The city is appealing the determination of U.S. District Court Judge Nicholas Garaufis that it has intentionally discriminated against minorities who want to be firefighters and needs a court-appointed monitor of its hiring practices for at least a decade as a result.
Noting that the case grew from a challenge to two firefighter candidate exams that black and Hispanic applicants failed to pass at the same rate as whites to the charge of purposeful bias, the city claims Garaufis has not been a fair arbiter of the law and should be replaced as the judge hearing the case.
The court "views the city as a 'fiefdom' rife with deliberate race discrimination, whose decision-makers ostensibly conspired to keep the FDNY a 'bastion of white male privilege' by purposely using civil-service exams to screen out black applicants," the city attorney, Michael Cardozo said in the appeal, adding that as the case went on, "the court lost any semblance of neutrality."
The case was initially brought in 2007 by the U.S. Justice Department, which said the FDNY tests given in 1999 and 2002 had a disparate impact against minority candidates. The Vulcan Society, which represents black firefighters, later intervened, and as the lawsuit continued, Garaufis determined the city had intentionally discriminated against minorities.

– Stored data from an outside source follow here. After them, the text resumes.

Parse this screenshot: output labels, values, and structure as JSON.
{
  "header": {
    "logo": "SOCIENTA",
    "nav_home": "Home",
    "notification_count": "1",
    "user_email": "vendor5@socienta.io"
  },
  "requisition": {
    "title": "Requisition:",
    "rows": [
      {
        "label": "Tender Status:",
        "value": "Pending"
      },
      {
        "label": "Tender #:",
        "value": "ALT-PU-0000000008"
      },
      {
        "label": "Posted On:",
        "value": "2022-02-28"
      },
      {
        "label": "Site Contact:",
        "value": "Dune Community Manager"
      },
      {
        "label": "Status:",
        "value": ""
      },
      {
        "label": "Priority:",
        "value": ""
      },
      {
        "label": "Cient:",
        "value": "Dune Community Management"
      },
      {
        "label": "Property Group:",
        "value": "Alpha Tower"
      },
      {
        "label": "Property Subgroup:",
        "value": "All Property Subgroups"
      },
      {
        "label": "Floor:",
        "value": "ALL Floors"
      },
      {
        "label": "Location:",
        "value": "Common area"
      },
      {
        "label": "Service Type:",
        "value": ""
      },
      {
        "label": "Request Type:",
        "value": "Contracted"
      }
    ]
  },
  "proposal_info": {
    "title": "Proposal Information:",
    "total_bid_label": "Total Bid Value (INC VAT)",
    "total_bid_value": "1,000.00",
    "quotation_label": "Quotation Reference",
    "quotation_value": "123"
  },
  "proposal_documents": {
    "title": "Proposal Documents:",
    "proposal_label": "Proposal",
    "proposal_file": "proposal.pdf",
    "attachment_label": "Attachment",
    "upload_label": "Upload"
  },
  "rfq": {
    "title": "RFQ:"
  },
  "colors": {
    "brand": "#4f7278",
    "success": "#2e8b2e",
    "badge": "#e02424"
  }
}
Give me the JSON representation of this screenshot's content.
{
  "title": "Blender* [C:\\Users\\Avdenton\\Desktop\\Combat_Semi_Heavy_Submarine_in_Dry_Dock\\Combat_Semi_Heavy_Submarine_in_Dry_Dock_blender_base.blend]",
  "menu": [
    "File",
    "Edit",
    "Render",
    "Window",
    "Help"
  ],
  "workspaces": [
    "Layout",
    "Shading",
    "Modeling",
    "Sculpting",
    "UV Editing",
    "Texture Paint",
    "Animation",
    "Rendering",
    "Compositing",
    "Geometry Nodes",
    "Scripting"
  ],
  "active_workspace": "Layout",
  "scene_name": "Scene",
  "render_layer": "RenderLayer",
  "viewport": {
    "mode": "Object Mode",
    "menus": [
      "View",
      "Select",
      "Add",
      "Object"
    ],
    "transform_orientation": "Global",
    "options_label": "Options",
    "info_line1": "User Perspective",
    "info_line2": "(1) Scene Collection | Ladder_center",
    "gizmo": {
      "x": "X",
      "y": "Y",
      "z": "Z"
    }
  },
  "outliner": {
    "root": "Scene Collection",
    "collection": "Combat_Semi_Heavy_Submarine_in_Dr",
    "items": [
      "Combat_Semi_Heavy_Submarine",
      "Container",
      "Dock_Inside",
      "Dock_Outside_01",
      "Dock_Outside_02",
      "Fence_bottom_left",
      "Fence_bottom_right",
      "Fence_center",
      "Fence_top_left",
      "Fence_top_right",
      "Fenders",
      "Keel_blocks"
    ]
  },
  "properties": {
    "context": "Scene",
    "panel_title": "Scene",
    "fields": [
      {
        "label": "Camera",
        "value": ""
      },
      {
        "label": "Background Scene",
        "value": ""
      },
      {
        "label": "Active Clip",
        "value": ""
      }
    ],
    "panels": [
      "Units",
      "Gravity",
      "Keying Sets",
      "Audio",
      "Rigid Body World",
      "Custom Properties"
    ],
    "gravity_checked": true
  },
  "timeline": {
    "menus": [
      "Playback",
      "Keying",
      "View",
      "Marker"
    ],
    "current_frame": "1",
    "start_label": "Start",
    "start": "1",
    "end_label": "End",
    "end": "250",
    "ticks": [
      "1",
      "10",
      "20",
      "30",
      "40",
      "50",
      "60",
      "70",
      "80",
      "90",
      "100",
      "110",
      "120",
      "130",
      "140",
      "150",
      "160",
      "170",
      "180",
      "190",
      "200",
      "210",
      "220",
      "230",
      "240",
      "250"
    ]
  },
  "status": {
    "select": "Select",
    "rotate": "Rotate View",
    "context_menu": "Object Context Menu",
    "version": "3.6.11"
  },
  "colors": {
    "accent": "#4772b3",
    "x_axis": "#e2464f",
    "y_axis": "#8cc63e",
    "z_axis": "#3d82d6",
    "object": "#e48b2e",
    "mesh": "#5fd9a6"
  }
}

He ruled that an independent monitor was needed to oversee hiring, appointed a former federal prosecutor to the post and blocked the city from taking any steps to hire new firefighters without the appointee's approval.
The city, in its appeal, filed Tuesday, says Garaufis went far beyond the court's mandate in the case and that it should be reassigned because at the very least he has lost the appearance of neutrality.
"It is an understatement to say that this judge has expressed firm views on the city's ostensible intent to discriminate, as well as the supposed need for close judicial oversight of systemic relief," the appeal says. "To any reasonable observer, the vehemence of those beliefs would raise substantial doubt that he could fairly re-evaluate the evidence on either issue."